Je sors de l'habitacle sans lui laisser le temps de me répondre et me dirige vers l'entrée. Elle peut réagir au quart de tour quand elle est surprise et j'adore. Avec un sourire narquois, je prends place à la table qui m'a été proposée par le serveur et commence à regarder la carte. Je sais très bien que dans une minute, elle se posera sur la chaise en face de moi. Au même moment, je la vois arriver. Le contraste entre sa tenue et celle des autres clients me fait bien rire. Ils la dévisagent avec incompréhension et elle est mal à l'aise. Bon, ça, je ne le souhaitais pas. Avant qu'elle ne me voie, je baisse les yeux vers la carte, l'air de rien. Je l'entends s'asseoir et dirige mon attention vers elle. Léonie est dans un état de frustration extrême.
Mignonne.
— Changé d'avis ? lancé-je, victorieux.
Son regard noir se lève brièvement vers moi.
— Pas le choix, répond-elle froidement.
Ça promet d'être amusant. L'expression de son visage devient indéchiffrable, tandis que ses yeux se baladent sur la carte. En un instant, sa moue, celle qui trahit sa concentration, vient prendre place sur son visage. Cette gestuelle, je l'ai remarquée plusieurs fois, lorsqu'elle servait les clients au restaurant.
— Je ne sais pas quoi choisir et les prix sont effarants, dit-elle, les dents serrées.
— Je vous invite, au cas où.
— Mais bien sûr !
Arquant un sourcil, mon regard sévère se plonge dans le sien. Elle rougit et reporte son attention sur le menu. Deuxième victoire pour moi. C'est presque trop facile ! Quand le serveur nous apporte nos entrées, elle a quand même l'air enchantée par ce qu'elle voit. Nous prenons quelques bouchées en silence. Seuls le bruit de nos couverts et les conversations des clients, en arrière-plan, se font entendre. Ses yeux se ferment pour apprécier d'autant plus l'explosion de saveurs dans ses papilles gustatives.

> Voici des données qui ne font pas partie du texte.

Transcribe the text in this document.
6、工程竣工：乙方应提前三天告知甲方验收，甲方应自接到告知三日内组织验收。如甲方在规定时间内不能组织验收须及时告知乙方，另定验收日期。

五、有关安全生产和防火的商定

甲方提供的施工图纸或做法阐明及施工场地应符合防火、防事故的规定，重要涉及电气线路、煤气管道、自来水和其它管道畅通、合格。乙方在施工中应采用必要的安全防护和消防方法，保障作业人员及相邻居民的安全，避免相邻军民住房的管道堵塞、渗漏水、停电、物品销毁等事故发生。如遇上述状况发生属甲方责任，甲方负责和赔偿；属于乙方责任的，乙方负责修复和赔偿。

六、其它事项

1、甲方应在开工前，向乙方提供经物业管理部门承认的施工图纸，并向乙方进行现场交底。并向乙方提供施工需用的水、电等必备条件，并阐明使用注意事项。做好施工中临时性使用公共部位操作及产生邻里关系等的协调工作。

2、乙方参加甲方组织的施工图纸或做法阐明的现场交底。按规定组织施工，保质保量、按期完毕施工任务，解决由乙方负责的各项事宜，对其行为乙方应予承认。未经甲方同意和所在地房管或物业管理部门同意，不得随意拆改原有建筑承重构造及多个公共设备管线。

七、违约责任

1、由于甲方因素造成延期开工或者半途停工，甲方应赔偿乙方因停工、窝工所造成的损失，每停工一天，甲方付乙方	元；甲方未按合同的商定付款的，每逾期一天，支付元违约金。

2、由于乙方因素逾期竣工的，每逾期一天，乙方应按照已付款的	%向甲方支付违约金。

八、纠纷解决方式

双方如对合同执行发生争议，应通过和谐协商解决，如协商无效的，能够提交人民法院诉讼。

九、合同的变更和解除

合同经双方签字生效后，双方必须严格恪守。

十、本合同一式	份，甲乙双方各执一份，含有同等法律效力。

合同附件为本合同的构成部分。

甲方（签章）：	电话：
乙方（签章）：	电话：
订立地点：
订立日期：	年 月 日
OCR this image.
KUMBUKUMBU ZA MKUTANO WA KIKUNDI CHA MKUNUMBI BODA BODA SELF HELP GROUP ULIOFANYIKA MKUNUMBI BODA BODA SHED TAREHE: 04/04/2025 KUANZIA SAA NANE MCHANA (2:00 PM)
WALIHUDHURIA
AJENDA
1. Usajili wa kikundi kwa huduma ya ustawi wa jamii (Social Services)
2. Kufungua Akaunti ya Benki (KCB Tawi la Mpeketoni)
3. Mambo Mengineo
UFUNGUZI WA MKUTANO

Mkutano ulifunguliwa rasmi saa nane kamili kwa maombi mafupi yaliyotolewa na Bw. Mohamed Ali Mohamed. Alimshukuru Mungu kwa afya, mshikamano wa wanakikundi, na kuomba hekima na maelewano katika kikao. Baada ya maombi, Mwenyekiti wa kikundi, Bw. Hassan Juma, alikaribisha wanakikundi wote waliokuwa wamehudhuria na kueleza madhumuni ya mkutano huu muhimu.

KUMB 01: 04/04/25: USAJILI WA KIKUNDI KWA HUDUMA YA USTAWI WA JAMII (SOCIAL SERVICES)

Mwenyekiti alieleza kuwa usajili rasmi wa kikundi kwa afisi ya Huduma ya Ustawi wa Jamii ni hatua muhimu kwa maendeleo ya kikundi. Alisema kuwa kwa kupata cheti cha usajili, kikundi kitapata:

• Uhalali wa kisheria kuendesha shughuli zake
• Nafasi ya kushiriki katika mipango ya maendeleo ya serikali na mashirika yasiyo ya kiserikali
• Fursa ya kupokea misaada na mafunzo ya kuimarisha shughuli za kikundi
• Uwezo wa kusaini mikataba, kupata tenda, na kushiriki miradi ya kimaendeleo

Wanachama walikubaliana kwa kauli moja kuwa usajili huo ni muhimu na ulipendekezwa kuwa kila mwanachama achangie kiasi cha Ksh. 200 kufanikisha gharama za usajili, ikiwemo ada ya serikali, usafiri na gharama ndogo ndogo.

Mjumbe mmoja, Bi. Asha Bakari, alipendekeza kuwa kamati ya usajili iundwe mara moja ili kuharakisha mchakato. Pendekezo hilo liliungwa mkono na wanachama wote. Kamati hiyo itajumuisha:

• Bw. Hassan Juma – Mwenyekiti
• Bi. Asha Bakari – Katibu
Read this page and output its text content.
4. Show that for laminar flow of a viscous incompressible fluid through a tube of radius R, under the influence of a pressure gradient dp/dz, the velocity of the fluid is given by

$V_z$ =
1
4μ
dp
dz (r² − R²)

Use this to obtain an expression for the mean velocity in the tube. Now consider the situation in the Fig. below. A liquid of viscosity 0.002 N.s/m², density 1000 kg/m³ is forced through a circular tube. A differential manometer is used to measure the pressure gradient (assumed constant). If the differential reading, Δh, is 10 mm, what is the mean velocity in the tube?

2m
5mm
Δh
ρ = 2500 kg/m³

— Alors, ça vous plaît ? demandé-je.
— Oui, c'est bon, répond-elle d'une manière neutre, très agaçante.
Ce n'est pas juste "bon", c'est délicieux ! Elle me fait un petit sourire hautain. Visiblement, elle a remarqué ma frustration et ça lui fait plaisir. Ce petit côté légèrement peste me plaît bien. On va bien se divertir, si je décide de continuer à jouer avec le feu et de me brûler.
— Vous venez d'où ? questionné-je.
— Du Valais et vous ?
— De Santa Barbara, en Californie, mais j'habite à San Francisco depuis quelques années.
— L'américain typique en gros, affirme-t-elle avec un sourire moqueur.
— Très drôle. C'est juste où naissent les meilleurs, c'est tout.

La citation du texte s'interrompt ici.